“Shut the door,” he bites out. I shut it and lean back. He’s pacing the room, his body rigid, his face set.
“It’s fine. She’s fine. It looked scary, but I had her drop the—”
“What the hell was that?” He gestures toward the living room.
I freeze, pressing myself against the door. “Cleaning,” I say slowly. This isn’t the Theo I’ve seen over the last two months. This is Theo from the day we got married.
“Cleaning. You had my mother cleaning.” Anger simmers in his eyes as he stares at me.
We’re right back to where we started. This is proof that people don’t change. I should summon anger, but all I can summon is a crawling sense of betrayal.
“No. I didn’t. It was her idea.” The reason sounds weak even as I say it.
“She should never have to clean again,” he bursts out. “After what she went through with you and your horrible family, she should live a life of leisure forever. I can’t believe you, Catherine.”
“Went through with me? What the hell is that supposed to mean?” I press a hand to my chest like it will stop my pounding heart.
“She’s been through hell.” He shoves a hand through his hair. “The way your parents treated her. The way you treated her. I tried to look beyond it.” He shakes his head, face bitter. “I was falling for you. Despite what I knew of you from the past.”
“You were falling for me?” I latch on to the words, even though I shouldn’t. I should focus on how he still thinks the worst of me, even after all this time together.

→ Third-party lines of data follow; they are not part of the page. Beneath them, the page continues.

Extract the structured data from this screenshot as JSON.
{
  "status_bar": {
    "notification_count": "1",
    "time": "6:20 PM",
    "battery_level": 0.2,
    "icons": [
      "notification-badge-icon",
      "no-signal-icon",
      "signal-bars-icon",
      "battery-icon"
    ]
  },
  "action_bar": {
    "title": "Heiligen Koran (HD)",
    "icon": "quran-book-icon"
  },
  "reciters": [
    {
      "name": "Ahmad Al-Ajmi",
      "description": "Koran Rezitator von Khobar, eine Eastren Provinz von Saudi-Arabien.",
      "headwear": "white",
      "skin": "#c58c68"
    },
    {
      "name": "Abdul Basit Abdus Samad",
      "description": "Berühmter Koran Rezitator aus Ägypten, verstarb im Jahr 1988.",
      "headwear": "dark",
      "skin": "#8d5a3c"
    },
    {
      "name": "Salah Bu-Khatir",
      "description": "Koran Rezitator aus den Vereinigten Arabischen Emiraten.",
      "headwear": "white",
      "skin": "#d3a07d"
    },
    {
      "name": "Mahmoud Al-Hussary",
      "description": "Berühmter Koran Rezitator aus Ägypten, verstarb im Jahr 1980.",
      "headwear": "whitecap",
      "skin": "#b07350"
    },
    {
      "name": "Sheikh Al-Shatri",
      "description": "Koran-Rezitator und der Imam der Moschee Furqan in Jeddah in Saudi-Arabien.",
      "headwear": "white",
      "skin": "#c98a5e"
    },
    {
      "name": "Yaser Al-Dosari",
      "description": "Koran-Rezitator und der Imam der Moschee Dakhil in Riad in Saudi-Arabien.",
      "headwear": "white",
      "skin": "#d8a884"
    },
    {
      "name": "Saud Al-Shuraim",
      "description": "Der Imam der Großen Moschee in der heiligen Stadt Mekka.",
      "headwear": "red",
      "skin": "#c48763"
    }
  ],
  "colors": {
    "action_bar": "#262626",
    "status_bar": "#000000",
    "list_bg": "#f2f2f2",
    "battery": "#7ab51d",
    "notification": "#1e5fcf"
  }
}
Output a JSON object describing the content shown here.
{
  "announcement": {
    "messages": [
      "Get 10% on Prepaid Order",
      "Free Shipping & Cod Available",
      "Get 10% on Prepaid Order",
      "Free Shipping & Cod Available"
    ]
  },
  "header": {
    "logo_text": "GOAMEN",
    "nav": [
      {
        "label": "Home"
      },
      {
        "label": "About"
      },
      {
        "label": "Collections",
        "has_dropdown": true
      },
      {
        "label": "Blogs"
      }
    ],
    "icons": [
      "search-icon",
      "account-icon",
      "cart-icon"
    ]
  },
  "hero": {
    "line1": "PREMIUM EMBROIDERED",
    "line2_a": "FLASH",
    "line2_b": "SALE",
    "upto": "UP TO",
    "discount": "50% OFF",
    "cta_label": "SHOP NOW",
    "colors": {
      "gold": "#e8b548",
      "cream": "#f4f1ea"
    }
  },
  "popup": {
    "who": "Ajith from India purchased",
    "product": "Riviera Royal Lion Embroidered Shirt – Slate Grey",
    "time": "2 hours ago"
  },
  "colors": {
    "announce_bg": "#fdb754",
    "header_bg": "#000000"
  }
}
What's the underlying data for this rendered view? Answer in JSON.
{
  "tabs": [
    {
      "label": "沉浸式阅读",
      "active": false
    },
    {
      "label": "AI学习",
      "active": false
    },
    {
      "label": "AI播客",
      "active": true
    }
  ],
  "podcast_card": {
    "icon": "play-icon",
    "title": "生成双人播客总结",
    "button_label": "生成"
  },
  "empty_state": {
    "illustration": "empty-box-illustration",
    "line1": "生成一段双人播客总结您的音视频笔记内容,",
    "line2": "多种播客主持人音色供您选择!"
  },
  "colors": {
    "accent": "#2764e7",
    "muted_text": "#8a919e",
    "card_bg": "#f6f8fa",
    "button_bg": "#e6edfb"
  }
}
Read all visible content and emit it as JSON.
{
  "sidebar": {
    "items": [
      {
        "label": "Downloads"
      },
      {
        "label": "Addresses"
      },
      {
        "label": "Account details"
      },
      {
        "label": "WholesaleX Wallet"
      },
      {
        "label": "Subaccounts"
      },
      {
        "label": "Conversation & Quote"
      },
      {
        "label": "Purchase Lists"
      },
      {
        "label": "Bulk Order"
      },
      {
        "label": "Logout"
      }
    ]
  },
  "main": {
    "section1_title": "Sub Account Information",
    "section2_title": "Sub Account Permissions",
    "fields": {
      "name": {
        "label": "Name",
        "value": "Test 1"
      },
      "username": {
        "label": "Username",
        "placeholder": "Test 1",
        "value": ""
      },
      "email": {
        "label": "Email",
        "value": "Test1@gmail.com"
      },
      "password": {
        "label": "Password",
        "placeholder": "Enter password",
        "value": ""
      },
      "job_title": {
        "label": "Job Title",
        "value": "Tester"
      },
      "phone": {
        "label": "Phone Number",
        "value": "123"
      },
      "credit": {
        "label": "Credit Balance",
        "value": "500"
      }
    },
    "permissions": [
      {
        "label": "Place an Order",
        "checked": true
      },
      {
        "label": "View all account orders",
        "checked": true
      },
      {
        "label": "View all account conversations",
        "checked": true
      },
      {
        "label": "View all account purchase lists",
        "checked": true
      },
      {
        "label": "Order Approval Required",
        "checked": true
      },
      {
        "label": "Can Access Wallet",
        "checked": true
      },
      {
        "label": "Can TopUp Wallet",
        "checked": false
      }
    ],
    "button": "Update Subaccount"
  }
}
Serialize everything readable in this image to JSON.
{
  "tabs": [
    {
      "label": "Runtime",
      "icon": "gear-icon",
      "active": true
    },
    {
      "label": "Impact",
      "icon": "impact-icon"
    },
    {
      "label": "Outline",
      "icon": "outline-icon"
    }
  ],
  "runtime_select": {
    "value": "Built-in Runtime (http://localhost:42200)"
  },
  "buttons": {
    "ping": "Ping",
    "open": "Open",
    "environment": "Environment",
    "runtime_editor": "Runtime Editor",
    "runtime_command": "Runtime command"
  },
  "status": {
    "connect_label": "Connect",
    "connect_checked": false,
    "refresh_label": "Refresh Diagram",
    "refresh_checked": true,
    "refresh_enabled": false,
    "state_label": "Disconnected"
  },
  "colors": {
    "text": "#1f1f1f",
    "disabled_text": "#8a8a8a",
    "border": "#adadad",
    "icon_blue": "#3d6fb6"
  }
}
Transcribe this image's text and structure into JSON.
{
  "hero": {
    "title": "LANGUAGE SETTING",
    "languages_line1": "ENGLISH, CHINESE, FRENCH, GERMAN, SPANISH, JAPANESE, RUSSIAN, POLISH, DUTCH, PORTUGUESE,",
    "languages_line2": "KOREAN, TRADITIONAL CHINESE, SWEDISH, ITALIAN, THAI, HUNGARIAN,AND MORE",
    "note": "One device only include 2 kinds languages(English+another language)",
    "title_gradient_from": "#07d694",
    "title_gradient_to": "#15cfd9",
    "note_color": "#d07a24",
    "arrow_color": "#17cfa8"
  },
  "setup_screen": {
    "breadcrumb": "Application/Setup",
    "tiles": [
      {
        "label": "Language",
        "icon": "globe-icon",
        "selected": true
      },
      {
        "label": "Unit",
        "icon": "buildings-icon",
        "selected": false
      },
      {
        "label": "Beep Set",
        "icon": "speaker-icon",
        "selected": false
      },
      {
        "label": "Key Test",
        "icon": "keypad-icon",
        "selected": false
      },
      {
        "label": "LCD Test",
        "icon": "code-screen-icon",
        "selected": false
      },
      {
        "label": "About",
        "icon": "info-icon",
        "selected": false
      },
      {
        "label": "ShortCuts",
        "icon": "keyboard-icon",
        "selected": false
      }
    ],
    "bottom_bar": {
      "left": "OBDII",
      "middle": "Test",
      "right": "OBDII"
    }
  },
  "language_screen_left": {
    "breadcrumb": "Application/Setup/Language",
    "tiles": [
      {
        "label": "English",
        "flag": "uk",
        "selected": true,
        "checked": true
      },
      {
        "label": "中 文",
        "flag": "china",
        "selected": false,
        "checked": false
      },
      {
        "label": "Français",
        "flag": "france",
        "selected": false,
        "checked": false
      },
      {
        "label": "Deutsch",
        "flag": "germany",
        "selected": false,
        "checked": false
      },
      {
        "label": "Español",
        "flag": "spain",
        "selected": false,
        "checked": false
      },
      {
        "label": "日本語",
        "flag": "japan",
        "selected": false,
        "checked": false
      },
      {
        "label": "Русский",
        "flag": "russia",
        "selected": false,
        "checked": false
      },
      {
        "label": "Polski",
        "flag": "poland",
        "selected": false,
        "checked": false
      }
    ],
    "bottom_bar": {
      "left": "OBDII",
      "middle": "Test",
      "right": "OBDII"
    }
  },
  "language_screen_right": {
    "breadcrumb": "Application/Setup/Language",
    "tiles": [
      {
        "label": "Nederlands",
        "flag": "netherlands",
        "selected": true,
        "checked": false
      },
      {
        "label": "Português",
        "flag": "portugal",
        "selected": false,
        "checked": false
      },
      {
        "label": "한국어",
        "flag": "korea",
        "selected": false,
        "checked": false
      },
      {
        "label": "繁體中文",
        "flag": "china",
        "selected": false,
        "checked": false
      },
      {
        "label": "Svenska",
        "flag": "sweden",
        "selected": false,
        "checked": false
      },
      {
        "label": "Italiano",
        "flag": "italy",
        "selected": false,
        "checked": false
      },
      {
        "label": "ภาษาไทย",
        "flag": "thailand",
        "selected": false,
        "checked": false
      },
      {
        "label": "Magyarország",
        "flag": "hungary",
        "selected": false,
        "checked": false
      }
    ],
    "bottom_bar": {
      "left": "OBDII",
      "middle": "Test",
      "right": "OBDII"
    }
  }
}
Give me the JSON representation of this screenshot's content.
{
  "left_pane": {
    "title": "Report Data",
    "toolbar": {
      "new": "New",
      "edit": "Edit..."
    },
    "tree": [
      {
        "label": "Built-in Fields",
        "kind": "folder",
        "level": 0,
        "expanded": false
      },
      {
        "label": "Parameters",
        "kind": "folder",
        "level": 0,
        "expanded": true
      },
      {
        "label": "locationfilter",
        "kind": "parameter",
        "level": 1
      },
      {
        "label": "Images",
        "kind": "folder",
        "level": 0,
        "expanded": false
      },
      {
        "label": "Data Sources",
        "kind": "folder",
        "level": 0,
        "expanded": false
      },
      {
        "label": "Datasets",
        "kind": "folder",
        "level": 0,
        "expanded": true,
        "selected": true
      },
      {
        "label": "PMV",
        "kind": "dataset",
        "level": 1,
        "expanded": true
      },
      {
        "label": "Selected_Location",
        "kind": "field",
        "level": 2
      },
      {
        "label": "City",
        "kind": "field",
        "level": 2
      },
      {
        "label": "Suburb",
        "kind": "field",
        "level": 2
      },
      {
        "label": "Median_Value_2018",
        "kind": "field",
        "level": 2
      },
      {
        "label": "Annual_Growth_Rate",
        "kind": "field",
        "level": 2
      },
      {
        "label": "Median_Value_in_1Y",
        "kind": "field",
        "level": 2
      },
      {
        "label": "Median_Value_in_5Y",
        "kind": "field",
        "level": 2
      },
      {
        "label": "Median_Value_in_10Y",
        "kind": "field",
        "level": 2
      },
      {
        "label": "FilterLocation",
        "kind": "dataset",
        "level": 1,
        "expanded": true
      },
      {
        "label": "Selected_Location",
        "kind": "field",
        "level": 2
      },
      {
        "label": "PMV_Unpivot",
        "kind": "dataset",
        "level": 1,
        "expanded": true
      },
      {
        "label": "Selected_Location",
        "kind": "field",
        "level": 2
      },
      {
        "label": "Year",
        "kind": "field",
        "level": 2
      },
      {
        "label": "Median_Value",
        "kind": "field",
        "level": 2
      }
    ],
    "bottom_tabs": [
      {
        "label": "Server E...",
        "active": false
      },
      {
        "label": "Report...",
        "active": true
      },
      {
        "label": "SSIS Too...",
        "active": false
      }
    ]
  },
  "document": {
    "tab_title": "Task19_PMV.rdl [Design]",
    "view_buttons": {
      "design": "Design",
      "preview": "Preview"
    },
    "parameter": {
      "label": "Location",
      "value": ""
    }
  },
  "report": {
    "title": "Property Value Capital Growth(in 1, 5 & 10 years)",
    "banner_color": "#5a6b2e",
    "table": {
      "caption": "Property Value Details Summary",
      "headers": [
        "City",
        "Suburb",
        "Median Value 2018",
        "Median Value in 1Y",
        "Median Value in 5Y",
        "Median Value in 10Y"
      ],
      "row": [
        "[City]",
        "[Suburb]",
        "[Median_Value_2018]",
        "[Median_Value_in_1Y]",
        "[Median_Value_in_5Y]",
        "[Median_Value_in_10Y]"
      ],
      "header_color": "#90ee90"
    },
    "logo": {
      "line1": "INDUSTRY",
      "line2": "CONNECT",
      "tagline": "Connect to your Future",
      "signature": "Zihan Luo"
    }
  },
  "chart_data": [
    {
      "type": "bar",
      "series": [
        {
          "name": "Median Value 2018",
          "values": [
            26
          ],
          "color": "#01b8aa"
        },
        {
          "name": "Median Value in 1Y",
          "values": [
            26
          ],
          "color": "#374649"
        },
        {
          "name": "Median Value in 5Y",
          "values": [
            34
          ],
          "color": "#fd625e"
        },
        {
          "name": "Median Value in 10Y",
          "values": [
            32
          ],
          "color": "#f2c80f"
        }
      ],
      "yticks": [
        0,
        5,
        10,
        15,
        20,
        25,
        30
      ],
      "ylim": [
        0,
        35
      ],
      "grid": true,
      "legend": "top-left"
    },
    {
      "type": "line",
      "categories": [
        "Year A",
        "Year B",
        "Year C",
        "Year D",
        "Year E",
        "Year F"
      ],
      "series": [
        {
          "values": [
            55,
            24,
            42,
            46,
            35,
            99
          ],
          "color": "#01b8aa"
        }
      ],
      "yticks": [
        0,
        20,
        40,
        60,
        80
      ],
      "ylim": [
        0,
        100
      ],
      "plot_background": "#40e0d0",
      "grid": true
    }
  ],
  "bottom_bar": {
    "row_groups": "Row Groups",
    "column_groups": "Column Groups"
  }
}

He nods, mouth twisting unhappily. “I shouldn’t have. I know I shouldn’t have. But I’m weak where you’re concerned.”
“What a confession of love,” I say bitterly. “I didn’t realize you hated me this much, Theo.” I feel like I’m floating. This isn’t happening. I’m going to wake up and discover this is all a dream. Because after everything I’ve told him, he still sees me as a spoiled brat. “Why?” I ask when he doesn’t respond. “Tell me what I did to deserve your hatred.”
I think I know, but I want him to say it. This marriage is a farce. I’m a fool. Looking for love in all the wrong places, Cat Peterson. Again.
“I don’t hate you.”
I snort. “You’re a liar. I told you all about my family and my past, and you still see what you want to see. So tell me.”
46
Theo
Cat’s cheeks are red and her eyes are bright with emotion. Anger, maybe? Or hurt. She doesn’t deserve to be angry. She doesn’t get to be hurt. She’s the one who tormented my mom, who is too lovely and kind to not be generous to Cat. She’s spinning this in her favor. I won’t let her rewrite the past.
“Let me count the ways,” I say in a low voice. “Your treatment of my mother, making her wash your sheets at midnight. Making her sleep in your room. She’s sick now, you know. From the cleaning products your family made her use. Every time you made her do something for you, it made it worse. When you made her clean your bathroom, you were killing her.” My voice is vicious now. “Every single birthday when you demanded presents.”
Her face is stricken, but I can’t stop. The ugliness pours out of me, and I’m not sure it’s cleansing me at all.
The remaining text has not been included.